Needless to say, Daniel is now the first to kiss his baby sister before school and number one in line asking to hold her when he gets home. Just among us friends, I would ask you specifically to pray for Caroline. Daniel is a much easier read for me than his twin sister. Caroline, the consummate cheerleader, has encouraged her brother through his treatment and now has another girl to get used to in the family.

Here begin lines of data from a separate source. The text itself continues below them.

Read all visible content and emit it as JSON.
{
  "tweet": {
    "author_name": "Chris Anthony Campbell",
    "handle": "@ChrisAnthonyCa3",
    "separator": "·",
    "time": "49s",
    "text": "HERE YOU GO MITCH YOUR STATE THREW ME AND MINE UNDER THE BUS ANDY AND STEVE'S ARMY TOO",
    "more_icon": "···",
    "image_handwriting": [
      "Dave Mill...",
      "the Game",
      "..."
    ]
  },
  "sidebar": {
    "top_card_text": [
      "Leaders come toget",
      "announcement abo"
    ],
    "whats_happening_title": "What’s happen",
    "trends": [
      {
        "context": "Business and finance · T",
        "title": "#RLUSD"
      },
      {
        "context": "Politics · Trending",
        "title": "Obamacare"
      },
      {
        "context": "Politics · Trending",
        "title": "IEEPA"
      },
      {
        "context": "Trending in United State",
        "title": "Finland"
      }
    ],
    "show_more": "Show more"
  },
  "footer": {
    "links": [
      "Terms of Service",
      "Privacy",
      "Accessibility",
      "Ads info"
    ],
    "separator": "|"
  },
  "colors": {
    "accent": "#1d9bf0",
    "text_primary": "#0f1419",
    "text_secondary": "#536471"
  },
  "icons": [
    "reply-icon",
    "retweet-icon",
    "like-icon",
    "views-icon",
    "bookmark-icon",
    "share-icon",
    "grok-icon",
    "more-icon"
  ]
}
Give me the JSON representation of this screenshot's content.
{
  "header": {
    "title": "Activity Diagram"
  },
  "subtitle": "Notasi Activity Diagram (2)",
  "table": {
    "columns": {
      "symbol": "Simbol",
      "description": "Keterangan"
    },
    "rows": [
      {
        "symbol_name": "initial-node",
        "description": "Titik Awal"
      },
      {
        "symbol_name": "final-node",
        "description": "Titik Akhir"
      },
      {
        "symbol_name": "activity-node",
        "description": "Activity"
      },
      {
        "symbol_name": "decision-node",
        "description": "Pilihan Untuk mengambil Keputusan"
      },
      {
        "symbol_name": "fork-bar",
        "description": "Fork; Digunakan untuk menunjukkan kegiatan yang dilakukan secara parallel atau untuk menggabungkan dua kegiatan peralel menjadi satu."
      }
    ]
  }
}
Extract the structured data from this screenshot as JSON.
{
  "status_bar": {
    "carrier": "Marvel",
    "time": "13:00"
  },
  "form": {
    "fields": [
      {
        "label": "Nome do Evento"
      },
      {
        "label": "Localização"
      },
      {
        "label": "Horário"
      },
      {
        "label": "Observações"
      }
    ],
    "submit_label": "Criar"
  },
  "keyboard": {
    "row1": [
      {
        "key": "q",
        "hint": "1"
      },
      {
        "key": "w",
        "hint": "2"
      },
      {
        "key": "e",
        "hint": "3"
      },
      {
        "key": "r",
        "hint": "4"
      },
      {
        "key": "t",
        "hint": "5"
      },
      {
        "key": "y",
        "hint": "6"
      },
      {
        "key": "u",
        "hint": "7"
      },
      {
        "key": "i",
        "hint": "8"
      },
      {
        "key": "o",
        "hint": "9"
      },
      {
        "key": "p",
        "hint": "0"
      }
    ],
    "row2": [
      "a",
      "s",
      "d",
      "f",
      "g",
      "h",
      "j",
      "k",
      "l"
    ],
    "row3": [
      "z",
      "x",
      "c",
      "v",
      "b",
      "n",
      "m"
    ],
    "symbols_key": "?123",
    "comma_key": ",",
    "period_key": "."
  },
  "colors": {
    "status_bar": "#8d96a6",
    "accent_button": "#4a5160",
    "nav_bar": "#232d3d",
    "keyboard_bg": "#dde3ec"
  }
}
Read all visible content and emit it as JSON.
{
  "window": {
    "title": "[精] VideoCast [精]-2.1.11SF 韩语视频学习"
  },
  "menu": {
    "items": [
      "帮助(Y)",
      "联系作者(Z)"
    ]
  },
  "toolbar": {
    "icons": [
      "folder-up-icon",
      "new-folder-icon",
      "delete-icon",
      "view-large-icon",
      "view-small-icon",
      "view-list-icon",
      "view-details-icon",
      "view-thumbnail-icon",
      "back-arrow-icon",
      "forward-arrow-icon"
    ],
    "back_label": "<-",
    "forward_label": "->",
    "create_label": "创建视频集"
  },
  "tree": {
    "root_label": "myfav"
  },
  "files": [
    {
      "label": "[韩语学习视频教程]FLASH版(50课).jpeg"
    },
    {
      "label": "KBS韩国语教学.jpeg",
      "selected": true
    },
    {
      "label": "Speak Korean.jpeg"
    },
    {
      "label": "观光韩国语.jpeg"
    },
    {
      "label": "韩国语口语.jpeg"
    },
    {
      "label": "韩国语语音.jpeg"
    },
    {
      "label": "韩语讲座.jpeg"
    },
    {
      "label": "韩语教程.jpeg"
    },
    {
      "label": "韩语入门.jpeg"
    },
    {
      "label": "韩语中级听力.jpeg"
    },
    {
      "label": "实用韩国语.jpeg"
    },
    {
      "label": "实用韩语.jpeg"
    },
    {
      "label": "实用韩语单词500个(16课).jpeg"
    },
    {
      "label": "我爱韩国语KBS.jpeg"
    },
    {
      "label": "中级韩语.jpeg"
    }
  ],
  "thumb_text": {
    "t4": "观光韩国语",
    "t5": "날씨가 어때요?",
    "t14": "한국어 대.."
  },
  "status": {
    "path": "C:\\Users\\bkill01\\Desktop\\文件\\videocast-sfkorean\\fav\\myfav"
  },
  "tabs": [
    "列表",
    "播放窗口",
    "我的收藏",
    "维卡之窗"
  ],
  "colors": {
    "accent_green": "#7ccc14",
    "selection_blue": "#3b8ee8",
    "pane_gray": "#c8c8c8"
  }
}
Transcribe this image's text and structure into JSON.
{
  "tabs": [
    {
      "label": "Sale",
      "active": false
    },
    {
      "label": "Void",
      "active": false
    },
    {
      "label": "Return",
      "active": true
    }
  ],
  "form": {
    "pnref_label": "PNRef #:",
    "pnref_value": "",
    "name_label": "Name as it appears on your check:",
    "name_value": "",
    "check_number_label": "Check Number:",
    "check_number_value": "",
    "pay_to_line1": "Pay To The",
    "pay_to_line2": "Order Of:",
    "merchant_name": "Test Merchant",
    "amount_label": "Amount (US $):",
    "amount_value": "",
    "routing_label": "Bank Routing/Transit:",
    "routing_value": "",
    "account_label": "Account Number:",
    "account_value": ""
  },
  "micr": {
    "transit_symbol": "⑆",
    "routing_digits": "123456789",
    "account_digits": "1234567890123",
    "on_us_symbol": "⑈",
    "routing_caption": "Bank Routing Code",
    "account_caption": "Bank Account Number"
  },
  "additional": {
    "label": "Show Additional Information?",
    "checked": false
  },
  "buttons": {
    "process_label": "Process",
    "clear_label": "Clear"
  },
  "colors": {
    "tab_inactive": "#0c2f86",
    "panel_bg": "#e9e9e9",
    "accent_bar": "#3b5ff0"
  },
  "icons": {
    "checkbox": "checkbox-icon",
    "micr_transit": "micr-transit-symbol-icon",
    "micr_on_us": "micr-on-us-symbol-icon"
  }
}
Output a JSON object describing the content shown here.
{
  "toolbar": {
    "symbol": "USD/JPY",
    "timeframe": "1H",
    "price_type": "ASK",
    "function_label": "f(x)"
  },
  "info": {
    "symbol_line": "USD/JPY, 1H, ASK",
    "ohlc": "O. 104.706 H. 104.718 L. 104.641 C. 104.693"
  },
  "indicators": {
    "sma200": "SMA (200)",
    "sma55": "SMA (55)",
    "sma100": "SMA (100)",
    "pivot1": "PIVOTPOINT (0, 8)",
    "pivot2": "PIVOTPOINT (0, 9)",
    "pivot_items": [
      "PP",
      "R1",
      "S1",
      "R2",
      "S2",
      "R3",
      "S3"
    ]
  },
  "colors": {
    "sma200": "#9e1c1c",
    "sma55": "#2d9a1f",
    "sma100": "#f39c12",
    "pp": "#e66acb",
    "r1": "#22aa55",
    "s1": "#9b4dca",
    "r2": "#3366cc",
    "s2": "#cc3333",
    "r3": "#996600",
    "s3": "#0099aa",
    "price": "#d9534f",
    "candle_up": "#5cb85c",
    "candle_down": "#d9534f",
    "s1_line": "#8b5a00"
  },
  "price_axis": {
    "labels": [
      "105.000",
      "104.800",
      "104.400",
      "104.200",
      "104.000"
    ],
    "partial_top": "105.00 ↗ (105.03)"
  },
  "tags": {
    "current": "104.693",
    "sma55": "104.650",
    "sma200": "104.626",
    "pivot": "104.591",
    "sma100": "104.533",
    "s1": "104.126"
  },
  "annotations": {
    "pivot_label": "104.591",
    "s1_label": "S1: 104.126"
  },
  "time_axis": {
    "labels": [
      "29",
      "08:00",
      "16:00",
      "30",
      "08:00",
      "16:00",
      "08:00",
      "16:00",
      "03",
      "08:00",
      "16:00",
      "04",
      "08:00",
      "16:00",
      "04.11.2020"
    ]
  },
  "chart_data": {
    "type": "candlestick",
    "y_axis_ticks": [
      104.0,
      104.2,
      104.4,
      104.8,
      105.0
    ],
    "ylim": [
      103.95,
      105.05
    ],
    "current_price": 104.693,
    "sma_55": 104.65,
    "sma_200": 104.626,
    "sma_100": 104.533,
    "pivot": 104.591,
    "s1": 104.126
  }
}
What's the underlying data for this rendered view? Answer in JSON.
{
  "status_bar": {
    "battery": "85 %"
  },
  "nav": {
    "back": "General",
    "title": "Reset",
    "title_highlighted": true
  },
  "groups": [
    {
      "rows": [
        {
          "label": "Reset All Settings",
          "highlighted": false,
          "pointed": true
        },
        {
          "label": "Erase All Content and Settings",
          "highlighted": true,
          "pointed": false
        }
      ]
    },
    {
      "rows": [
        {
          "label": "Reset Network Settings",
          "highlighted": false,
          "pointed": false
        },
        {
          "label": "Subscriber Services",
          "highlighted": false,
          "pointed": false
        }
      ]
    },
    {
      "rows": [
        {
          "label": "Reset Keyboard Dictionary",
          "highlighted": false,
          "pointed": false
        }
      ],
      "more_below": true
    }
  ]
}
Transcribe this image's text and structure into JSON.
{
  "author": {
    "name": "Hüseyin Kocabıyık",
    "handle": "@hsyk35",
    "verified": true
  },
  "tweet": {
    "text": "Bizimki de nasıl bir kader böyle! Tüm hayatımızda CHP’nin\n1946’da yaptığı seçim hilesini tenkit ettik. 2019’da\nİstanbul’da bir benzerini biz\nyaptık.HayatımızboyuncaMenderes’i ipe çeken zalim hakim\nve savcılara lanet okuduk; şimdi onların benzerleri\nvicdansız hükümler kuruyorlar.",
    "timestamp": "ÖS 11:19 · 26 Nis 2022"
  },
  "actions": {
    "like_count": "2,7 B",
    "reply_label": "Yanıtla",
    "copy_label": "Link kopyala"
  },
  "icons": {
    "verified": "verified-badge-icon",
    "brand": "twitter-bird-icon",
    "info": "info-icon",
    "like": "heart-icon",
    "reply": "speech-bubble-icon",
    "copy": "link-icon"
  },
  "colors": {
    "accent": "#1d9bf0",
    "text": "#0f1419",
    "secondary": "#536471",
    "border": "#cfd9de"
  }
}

On Saturday, the twins turn twelve. While I truly savor most mommy-hood moments, guiding two hormonally challenged children into puberty; putting oodles of miles on the car as I drive them to and from tennis, lacrosse, and school; breastfeeding Harrison every few hours; and desiring to keep my marriage at the top of it all can be daunting. But, whenever I take my focus off my heavenly Father and attempt to look at life from the middle of my circumstances, I am always discouraged and sense I am drowning. It never fails. Real spiritual maturity and success is seeking the Lord’s perspective on my circumstances. He loves me and has planned for my best. When I feel like Daniel and seek a “no hassle return policy” on the irritations of life, I am reminded that God most effectively uses those times to bring a greater revelation of Who He is.
King Jehoshaphat responded well in II Chronicles 20:12 when he said: “O our God ...we have no power against this great multitude that is coming against us; nor do we know what to do, but our eyes are upon You.” How thankful I am that my parents instilled in me the importance of keeping my gaze on Jesus. Faced with sleep deprivation and preteen drama, it isn’t hard to contrast the balloons and laughter I found in the maternity ward to the antiseptic smell and silence I remember from the pediatric oncology clinic. We have been truly blessed, and I am grateful.